Toprakla uğraşan, üreten ve arz eden çiftçiye selam olsun derken;
“Köyüm Büyükkarapınar” kitabını (2009) yazarken çocukluğumda hayatıma giren her şeyi kaleme aldım, bunlardan biri de her eve az da olsa ekonomik yönden katkı sağlayan keçiler ve koyunlardı. Hazırlamaya çalıştığım kitaba bir keçi ya da davar sürüsü fotoğrafı koymak istedim. Köyde keçi kalmamıştı, bulamadık. Dolaysıyla bizim Toroslara özgü kıl keçilerinin bir fotoğrafını bulmak için internette arama yaptım ama benzerini bulamadım. Kitapta 450 civarında fotoğraf var. Bunlardan sadece dört tanesi köye özgü, köye ait değil, internetten indirdik bunlar: (çakma fotoğraflar) biri keçi, ikincisi çaşır, üçüncüsü bamya dördüncüsünü hatırlamıyorum şimdi...
Türkiye genelinde kadastro geçince köylerin ortak mera alanlarının daraltıldığı gibi, otlaklar ve meralar da küçülmüştü. Köylerde büyük ve küçükbaş hayvanları erimiş, yok olma noktasına gelmişti. Meyveciliğe dönük bir etkinlik vardı. 2009 yılında hayvan varlığımızın nasıl eridiğini gördüm ve bunun üzerine “İlimiz Karaman’da Hayvan Varlığı” adı altında istatistiklere dayalı belirli aralıklarla yazılar yazdım. (1)
Yetkililer de ilerleyen yıllarda bunu görmüş olmalılar ki, hayvan varlığında biraz iyileşme oldu. Yeterli mi? Hayır, bugün Güney Amerika’dan milyar dolarlara mal olan hayvan ithalatı yapıyoruz. (2)
Toprakla uğraşan, üreten, yoktan var eden, insan ve hayvan kursağına giren her ürünün üreticisinin emeklerini normal ölçülerde karşılamak için mutlaka devlet tarafından desteklenmesi ciddi anlamda önem arz eder.

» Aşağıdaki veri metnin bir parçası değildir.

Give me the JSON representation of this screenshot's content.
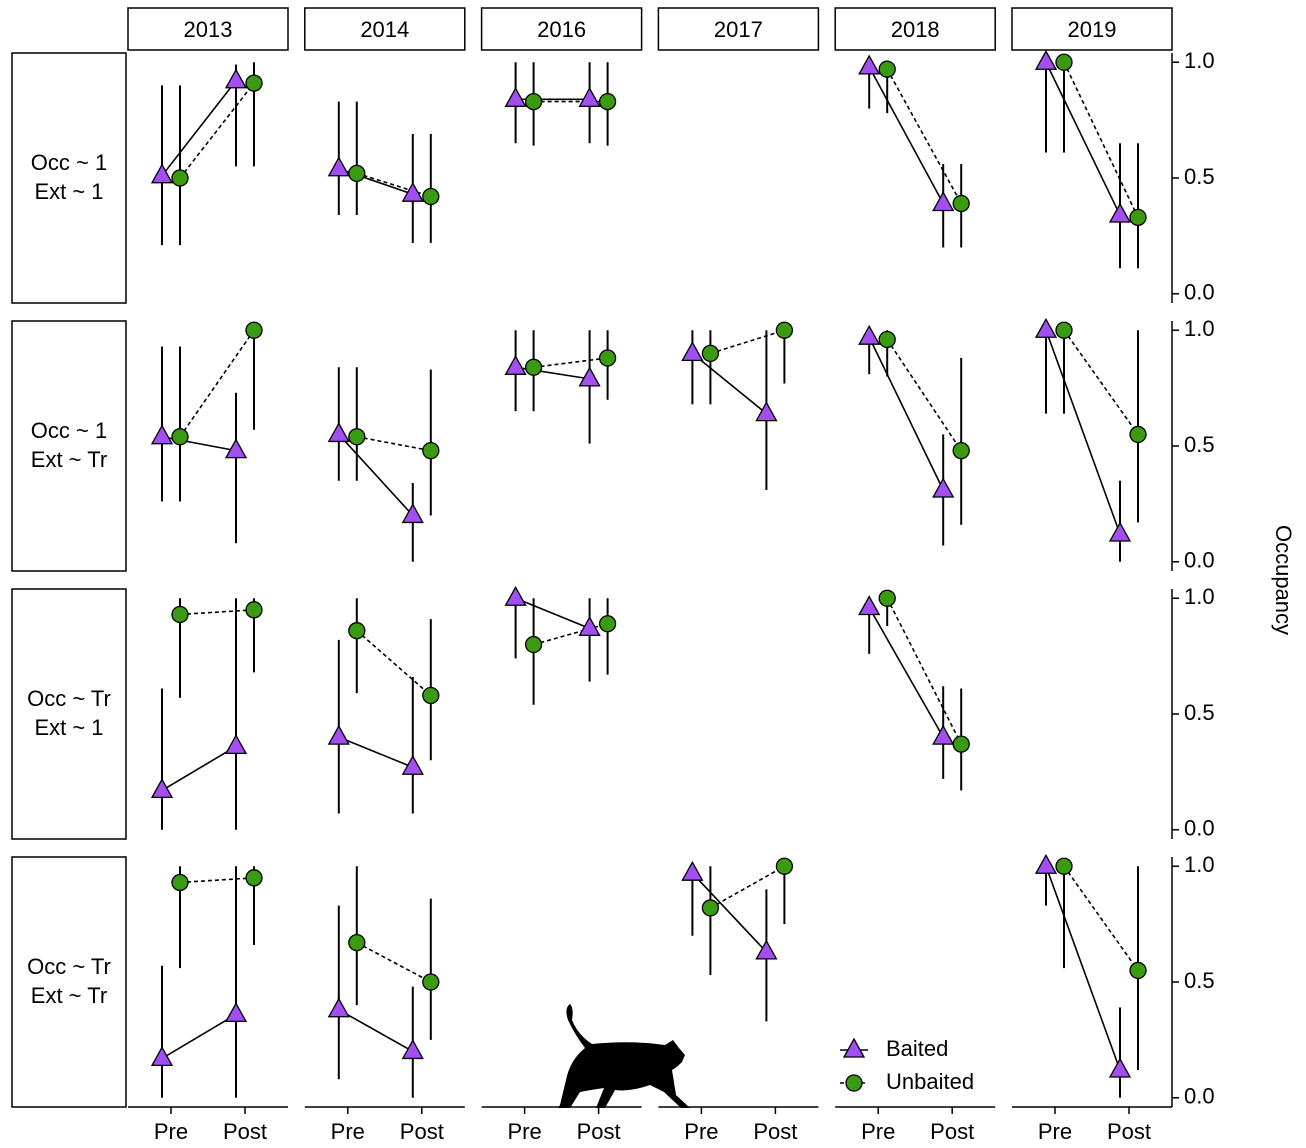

Kentlerdeki insanların gelirleri özellikle enflasyon oranında artarken, artırılırken, köylülerin, tarım üreticilerinin gelirlerinin artacağı yerde azaldığını, giderlerini ise arttığını söylemek doğru bir yaklaşım gerçekçi bir duruş olur.

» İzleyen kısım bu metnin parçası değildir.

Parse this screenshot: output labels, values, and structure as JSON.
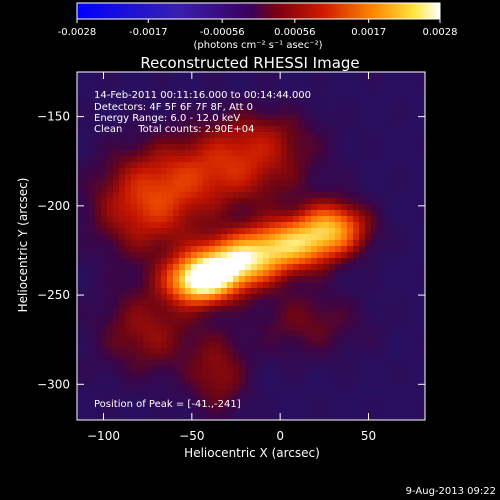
{
  "colorbar": {
    "ticks": [
      "-0.0028",
      "-0.0017",
      "-0.00056",
      "0.00056",
      "0.0017",
      "0.0028"
    ],
    "tick_values": [
      -0.0028,
      -0.0017,
      -0.00056,
      0.00056,
      0.0017,
      0.0028
    ],
    "range": [
      -0.0028,
      0.0028
    ],
    "units_label": "(photons cm⁻² s⁻¹ asec⁻²)"
  },
  "plot": {
    "title": "Reconstructed RHESSI Image",
    "info_lines": [
      "14-Feb-2011 00:11:16.000 to 00:14:44.000",
      "Detectors: 4F 5F 6F 7F 8F, Att 0",
      "Energy Range: 6.0 - 12.0 keV",
      "Clean     Total counts: 2.90E+04"
    ],
    "peak_text": "Position of Peak = [-41.,-241]"
  },
  "footer": {
    "timestamp": "9-Aug-2013 09:22"
  },
  "chart_data": {
    "type": "heatmap",
    "title": "Reconstructed RHESSI Image",
    "xlabel": "Heliocentric X (arcsec)",
    "ylabel": "Heliocentric Y (arcsec)",
    "xlim": [
      -115,
      82
    ],
    "ylim": [
      -320,
      -125
    ],
    "x_ticks": [
      -100,
      -50,
      0,
      50
    ],
    "y_ticks": [
      -300,
      -250,
      -200,
      -150
    ],
    "x_tick_labels": [
      "−100",
      "−50",
      "0",
      "50"
    ],
    "y_tick_labels": [
      "−300",
      "−250",
      "−200",
      "−150"
    ],
    "colormap": "hot-negative-blue",
    "colors": {
      "min": "#0000ff",
      "mid": "#3a005a",
      "max": "#ffffff"
    },
    "peak": {
      "x": -41,
      "y": -241
    },
    "sources": [
      {
        "x": -45,
        "y": -242,
        "amplitude": 1.0,
        "sx": 13,
        "sy": 9
      },
      {
        "x": -25,
        "y": -232,
        "amplitude": 0.85,
        "sx": 16,
        "sy": 10
      },
      {
        "x": 5,
        "y": -222,
        "amplitude": 0.75,
        "sx": 18,
        "sy": 10
      },
      {
        "x": 30,
        "y": -212,
        "amplitude": 0.65,
        "sx": 14,
        "sy": 10
      },
      {
        "x": -75,
        "y": -200,
        "amplitude": 0.45,
        "sx": 22,
        "sy": 20
      },
      {
        "x": -30,
        "y": -180,
        "amplitude": 0.4,
        "sx": 30,
        "sy": 16
      },
      {
        "x": -75,
        "y": -270,
        "amplitude": 0.3,
        "sx": 20,
        "sy": 18
      },
      {
        "x": -35,
        "y": -295,
        "amplitude": 0.28,
        "sx": 12,
        "sy": 16
      },
      {
        "x": 15,
        "y": -265,
        "amplitude": 0.22,
        "sx": 22,
        "sy": 14
      },
      {
        "x": -10,
        "y": -160,
        "amplitude": 0.2,
        "sx": 22,
        "sy": 12
      }
    ]
  }
}
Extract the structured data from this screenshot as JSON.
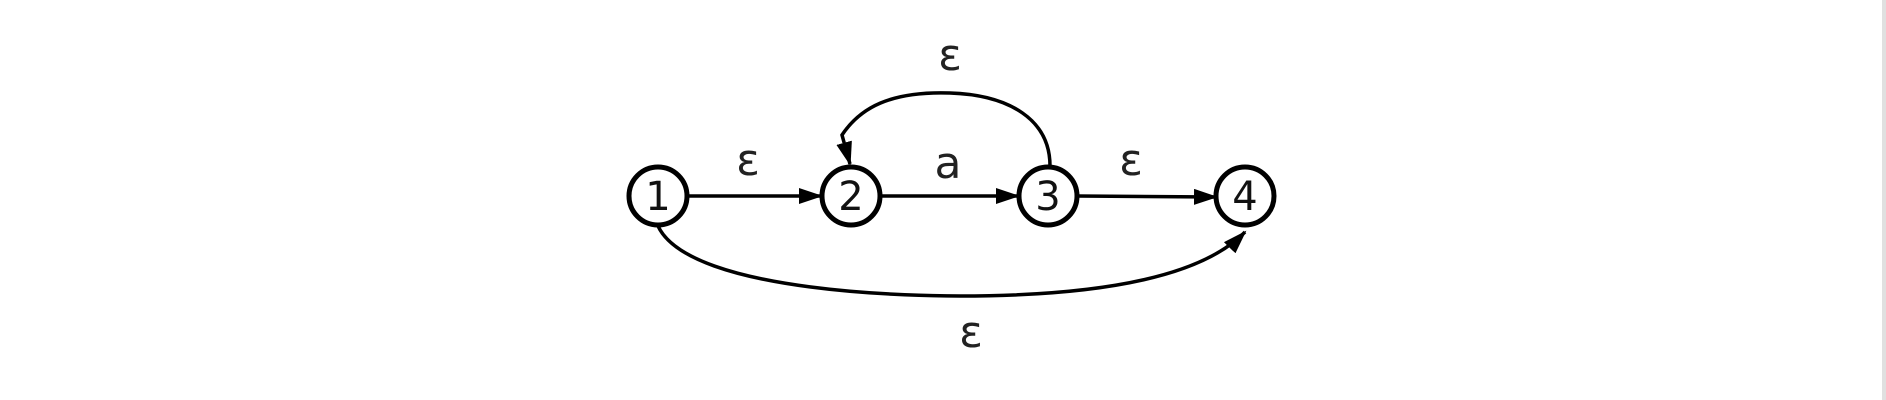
{
  "nodes": [
    {
      "id": "1",
      "label": "1"
    },
    {
      "id": "2",
      "label": "2"
    },
    {
      "id": "3",
      "label": "3"
    },
    {
      "id": "4",
      "label": "4"
    }
  ],
  "edges": [
    {
      "from": "1",
      "to": "2",
      "label": "ε"
    },
    {
      "from": "2",
      "to": "3",
      "label": "a"
    },
    {
      "from": "3",
      "to": "4",
      "label": "ε"
    },
    {
      "from": "3",
      "to": "2",
      "label": "ε"
    },
    {
      "from": "1",
      "to": "4",
      "label": "ε"
    }
  ],
  "colors": {
    "stroke": "#000000",
    "background": "#ffffff"
  }
}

Boş tarlalarda üretimi devreye sokup tarımda ve hayvancılıkta 86 milyon insanımızı ve ülkeye gelen 45 milyon turisti ve 10 milyon sığınmacıyı beslemek zorunda isek, mutlaka üreten elleri güçlendirip onları desteklemek için çaba göstermeliyiz. Bana göre de daha önce yazdığım gibi bir üretip bir satana doğrudan bir de devlet vermeli ve üreticiyi tarlaya küstürmemelidir. Tarım üreticilerinin, giderlerinde en azından % 80-90 bir artış olurken ürettiği ürünlerde % 50’ye varan bir artış olduğu söylenemez. Toprakla uğraşan, üreten ve arz eden hızla fakirleşiyor. Bu kabul edilemez. Kentlere köylerden göçün en önemli nedenlerinden biri de budur. Dün dünyanın en fazla hayvan üreticisi olan ülkemiz, bu gün et için hayvan ithal ediyor. Büyük kentlerdeki marketlerde sebze ve meyve fiyatları aşır ölçüde artarken, üretici elindeki malı çok ucuza vermek zorunda kalıyor.
Sonuç olarak, üreten bir ton meyve ve sebze mi sattı, bu satış bedellinin bir mislini de devlet üreticiye destek olarak vermeli ve tarım alanları boş, işlevsiz kalacağı yerde, ekili hâle getirilmelidir.
-----------------------------------------
1) Karaman İlinde Hayvan Varlığı, Karamanın sesi internet sitesi, Hasan Şimşek 2012
2) bk. internet siteleri, 2023-2024 yılları Hayvan ithalatı,
3. Gereksinme duyan araştırmacılar için “Köyüm Büyükkarapınar Kitabı” bütün İlimiz kütüphanelerinde ve Taşeli okullarında bulmak mümkün.